Primes containing a fixed element $f$ in a finitely generated $k$-algebra.

Question

Let $R$ be a finitely generated $k$-algebra where $k$ is a field. Let $0 \neq f \in R$. I was wondering if it is the case that there are only finitely many primes containing $f$? Any explanation or counter example is appreciated. Thank you.

Answer 1

No, this is generally far from the case. Consider for example $x \in k[x,y]$. Every ideal of the form $(x, g)$ for $g \in k[y]$ irreducible is maximal (the quotient $k[x,y]/(x,g) \simeq k[y]/(g)$ is a field, by irreducibility of $g$). Since there are infinitely many irreducible polynomials in $k[y]$, we find infinitely many maximal (hence prime) ideals over $(x)$. If $k$ is infinite, you can even restrict to the maximal ideals of the form $(x, y - a)$ for $a \in k$.

A very similar counter-example is $x \in \mathbb{Z}[x]$. For any prime $p \in \mathbb{Z}$, the ideal $(x, p) \subset \mathbb{Z}[x]$ is maximal (the quotient is $\mathbb{F}_p$). There are infinitely many primes in $\mathbb{Z}$, so once again we get infinitely many maximal ideals over $(x)$.

The first example has a nice generalization.

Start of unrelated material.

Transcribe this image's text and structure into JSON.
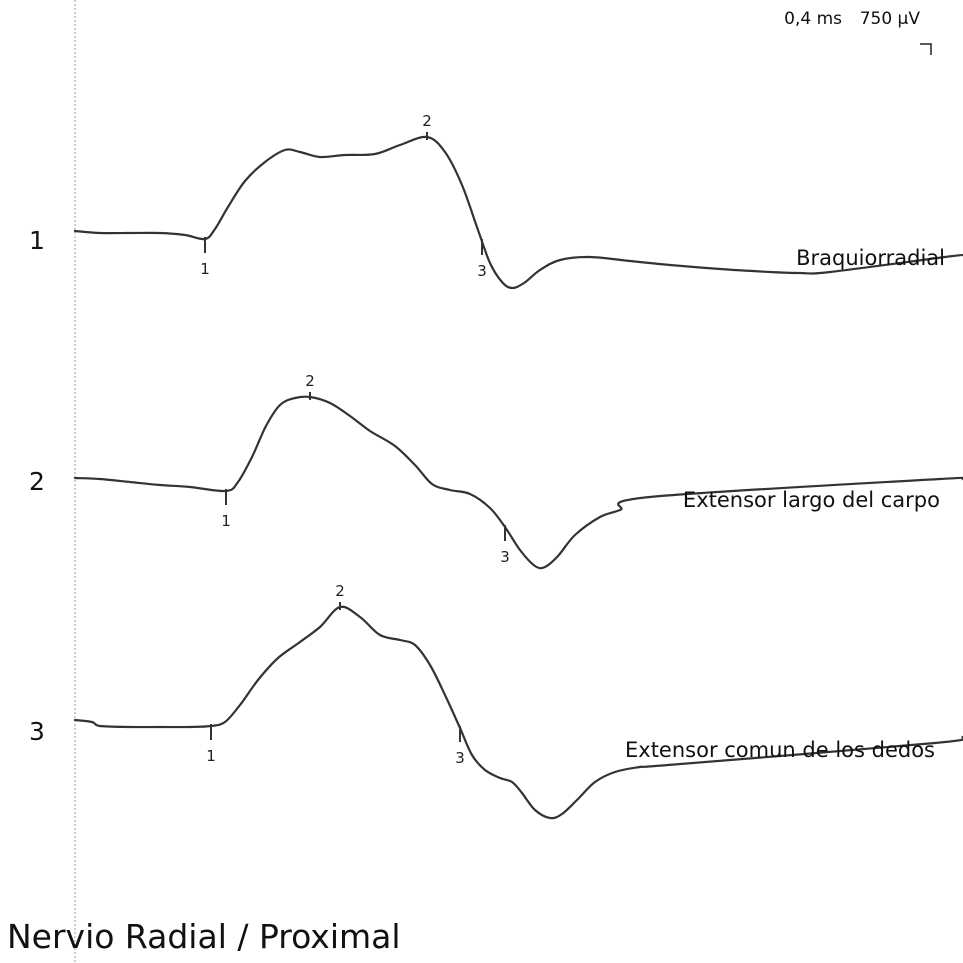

If $f \in k[x_1, \dots, x_n]$, then $(f) \subset (x_1 - a_1, \dots,x_n - a_n)$ for $a_1, \dots, a_n \in k$ if and only if $f(a_1, \dots, a_n) = 0$. Taking $f$ to be any polynomial with infinitely many zeros then works nicely.

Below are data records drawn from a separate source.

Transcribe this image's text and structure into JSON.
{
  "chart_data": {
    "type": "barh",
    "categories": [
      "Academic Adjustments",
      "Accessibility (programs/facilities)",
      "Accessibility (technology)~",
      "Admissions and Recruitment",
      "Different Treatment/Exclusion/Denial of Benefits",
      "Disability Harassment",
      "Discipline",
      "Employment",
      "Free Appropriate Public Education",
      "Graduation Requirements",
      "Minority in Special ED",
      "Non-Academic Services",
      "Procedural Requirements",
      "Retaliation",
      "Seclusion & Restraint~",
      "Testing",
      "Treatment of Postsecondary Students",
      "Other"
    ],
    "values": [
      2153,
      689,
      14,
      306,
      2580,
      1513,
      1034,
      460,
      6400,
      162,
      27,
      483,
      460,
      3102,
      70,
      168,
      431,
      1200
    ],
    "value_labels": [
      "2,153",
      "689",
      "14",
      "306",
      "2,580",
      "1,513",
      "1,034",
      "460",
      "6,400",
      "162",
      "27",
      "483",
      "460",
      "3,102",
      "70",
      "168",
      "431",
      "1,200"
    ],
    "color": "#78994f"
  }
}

For a positive result in this direction, note that there are only finitely many minimal primes over any ideal $I \unlhd R$ in a noetherian ring $R$. Any finitely generated $k$-algebra is noetherian (Hilbert's basis theorem), so there are only finitely many minimal primes over your element $f$.

Answer 2

Try looking at $k[x,y]/(x^2)$ where the image of $x$ is your nonzero element for an answer to your question.